Mixing Colorful Grays in Oil Excerpt
Mixing Colorful Grays in Oil
Joaquin Sorolla was reported to have said about his color methods, “the money is in the grays”. What he may have meant is that the largest percentage of any painting consists of the middle values, not the highlights or accents, and those values are by definition grayer than either of the former. When he used the word gray, he didn’t mean some mixture of white and black. He meant sophisticated mixtures of complementary and secondary colors - colorful grays. Sorolla knew those mixes by heart and employed them with speed and skill to create his masterpieces. Sorolla, along with his contemporaries, John Singer Sargent and Anders Zorn, stood at the apex of hundreds of years of learning, training and practice in representational painting in Europe. The skills they employed in their work were passed to them by a previous generation of acknowledged masters of painting, as they themselves had been taught. Looking in any major museum, the same principles of picture making employed by all the great masters of the past can be seen. Much of the painted areas of pre-modern masterpiece paintings are made of colorful grays of middle values. This is how nature presents color to us. Highlights and accents were reserved for those touches where they were skillfully and deliberately employed in tiny amounts to focus attention, build contrast or add a dramatic visual element.
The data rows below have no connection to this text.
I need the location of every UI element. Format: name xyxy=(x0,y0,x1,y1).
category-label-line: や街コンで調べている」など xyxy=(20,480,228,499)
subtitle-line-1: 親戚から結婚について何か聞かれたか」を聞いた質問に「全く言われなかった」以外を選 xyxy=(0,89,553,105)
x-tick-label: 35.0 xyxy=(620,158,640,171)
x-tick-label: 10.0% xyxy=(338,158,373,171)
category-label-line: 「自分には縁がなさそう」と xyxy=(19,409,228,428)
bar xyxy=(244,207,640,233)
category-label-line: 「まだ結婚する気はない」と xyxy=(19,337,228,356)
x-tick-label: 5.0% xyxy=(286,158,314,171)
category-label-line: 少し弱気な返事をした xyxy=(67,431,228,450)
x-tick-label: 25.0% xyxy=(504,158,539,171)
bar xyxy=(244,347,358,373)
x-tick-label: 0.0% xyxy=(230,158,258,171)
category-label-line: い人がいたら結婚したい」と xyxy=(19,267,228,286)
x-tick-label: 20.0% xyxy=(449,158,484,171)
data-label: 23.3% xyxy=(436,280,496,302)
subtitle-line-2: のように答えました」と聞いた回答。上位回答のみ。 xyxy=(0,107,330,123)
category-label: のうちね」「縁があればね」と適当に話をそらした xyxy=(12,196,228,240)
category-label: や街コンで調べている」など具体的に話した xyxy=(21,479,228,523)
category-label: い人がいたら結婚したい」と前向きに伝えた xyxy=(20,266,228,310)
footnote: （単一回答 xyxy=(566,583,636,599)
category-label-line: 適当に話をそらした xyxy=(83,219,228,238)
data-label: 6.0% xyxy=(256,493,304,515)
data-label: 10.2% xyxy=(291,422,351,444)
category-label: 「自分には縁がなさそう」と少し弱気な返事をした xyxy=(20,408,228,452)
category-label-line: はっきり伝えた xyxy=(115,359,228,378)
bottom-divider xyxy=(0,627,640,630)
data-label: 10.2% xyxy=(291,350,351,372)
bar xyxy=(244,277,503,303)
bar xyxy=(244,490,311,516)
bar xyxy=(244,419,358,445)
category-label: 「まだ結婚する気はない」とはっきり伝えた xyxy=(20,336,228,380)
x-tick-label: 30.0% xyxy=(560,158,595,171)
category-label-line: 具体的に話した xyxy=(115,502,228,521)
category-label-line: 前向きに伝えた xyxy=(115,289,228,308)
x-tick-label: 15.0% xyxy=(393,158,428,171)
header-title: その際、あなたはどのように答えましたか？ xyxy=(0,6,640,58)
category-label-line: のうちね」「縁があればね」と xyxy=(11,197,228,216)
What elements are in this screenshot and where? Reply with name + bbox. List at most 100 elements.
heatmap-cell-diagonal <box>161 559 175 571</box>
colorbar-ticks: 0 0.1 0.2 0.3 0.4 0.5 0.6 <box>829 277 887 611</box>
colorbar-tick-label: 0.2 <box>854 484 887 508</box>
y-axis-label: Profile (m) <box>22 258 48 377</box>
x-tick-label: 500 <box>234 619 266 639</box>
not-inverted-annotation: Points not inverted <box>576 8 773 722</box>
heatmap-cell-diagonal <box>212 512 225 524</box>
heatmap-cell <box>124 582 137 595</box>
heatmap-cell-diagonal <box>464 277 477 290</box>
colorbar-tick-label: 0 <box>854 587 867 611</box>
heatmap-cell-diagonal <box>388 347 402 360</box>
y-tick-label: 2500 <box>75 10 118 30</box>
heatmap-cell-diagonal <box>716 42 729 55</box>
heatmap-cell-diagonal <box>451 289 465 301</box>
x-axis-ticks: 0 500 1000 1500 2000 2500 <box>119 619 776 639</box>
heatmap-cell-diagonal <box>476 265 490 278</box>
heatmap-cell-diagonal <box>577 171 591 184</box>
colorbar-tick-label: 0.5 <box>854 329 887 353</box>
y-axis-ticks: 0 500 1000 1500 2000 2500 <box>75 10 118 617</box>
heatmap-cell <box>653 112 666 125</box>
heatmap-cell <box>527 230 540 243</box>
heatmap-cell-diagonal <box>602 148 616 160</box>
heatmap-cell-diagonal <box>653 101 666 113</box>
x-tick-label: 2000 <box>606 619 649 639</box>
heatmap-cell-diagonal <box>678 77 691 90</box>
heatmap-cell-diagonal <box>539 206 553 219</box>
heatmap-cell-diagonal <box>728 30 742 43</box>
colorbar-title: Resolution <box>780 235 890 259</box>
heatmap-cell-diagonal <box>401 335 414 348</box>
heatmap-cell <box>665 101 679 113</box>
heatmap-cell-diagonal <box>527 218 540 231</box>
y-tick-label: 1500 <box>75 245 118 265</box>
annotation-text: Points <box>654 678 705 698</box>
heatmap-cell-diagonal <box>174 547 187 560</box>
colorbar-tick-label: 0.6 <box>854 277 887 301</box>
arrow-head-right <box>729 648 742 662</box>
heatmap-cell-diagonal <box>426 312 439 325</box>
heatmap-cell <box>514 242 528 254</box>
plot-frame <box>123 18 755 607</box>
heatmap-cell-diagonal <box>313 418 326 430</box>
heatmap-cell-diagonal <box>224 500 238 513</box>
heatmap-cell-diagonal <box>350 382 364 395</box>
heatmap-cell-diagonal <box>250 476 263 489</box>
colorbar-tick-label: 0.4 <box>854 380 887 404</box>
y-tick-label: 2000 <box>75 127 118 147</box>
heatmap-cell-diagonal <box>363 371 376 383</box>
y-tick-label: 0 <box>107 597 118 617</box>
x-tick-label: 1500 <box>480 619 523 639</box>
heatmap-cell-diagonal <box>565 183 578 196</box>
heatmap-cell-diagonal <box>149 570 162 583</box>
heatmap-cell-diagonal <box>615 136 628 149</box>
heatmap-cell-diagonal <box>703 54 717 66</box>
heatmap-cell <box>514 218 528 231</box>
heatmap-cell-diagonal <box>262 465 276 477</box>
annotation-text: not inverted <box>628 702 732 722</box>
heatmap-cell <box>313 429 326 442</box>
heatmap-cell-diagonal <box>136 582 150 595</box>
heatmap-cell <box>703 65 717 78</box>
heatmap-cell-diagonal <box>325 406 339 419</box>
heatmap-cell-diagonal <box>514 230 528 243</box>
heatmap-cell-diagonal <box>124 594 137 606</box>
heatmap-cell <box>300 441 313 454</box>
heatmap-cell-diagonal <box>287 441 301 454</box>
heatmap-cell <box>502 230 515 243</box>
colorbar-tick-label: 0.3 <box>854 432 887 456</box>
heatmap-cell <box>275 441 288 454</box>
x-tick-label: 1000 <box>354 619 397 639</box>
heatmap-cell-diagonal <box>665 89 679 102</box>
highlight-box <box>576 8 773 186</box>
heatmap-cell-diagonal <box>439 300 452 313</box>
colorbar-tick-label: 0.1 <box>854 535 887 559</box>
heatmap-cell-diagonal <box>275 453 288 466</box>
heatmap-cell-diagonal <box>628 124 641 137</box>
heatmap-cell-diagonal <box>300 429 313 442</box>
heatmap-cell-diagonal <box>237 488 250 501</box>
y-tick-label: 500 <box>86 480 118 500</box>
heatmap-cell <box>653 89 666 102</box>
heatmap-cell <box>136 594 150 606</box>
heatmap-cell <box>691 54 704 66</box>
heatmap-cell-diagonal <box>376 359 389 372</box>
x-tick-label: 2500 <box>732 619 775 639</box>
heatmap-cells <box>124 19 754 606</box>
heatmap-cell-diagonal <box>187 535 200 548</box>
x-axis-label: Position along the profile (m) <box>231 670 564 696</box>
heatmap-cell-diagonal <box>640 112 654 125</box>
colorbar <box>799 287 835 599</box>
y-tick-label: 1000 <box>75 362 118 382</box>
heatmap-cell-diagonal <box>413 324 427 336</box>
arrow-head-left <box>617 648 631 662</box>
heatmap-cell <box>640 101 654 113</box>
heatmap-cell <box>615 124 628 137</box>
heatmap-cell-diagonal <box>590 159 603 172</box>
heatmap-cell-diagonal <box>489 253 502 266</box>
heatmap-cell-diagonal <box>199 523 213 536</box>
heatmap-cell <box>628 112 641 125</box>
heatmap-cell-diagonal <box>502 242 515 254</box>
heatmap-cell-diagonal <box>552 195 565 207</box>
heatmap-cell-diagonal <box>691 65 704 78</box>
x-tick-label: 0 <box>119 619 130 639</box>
In a famous moment from J. M. W. Turner’s career, Turner waited until the vernissage (the traditional day or two in the gallery before an exhibition opens to the public when framed pictures were touched up or varnished by the artists) to add the key accent to his 1832 marine painting, Helvoetsluys. This moment was immortalized in the film, Mr. Turner. In the scene, other members of the Royal Academy were praising the work as a masterpiece when Turner walked up to it and made a large red paint stroke in the middle of the picture. Gasps ensued. Words to the effect that he “ruined a masterpiece” were uttered. He then left the room. When he returned, rag in hand, he skillfully wiped away the bottom of the stroke to magically reveal not a smear of paint, but a bright red signal buoy floating on the waves. It was the crowning touch in a largely gray sea scene. He really had a flair for drama in both stroke and presentation!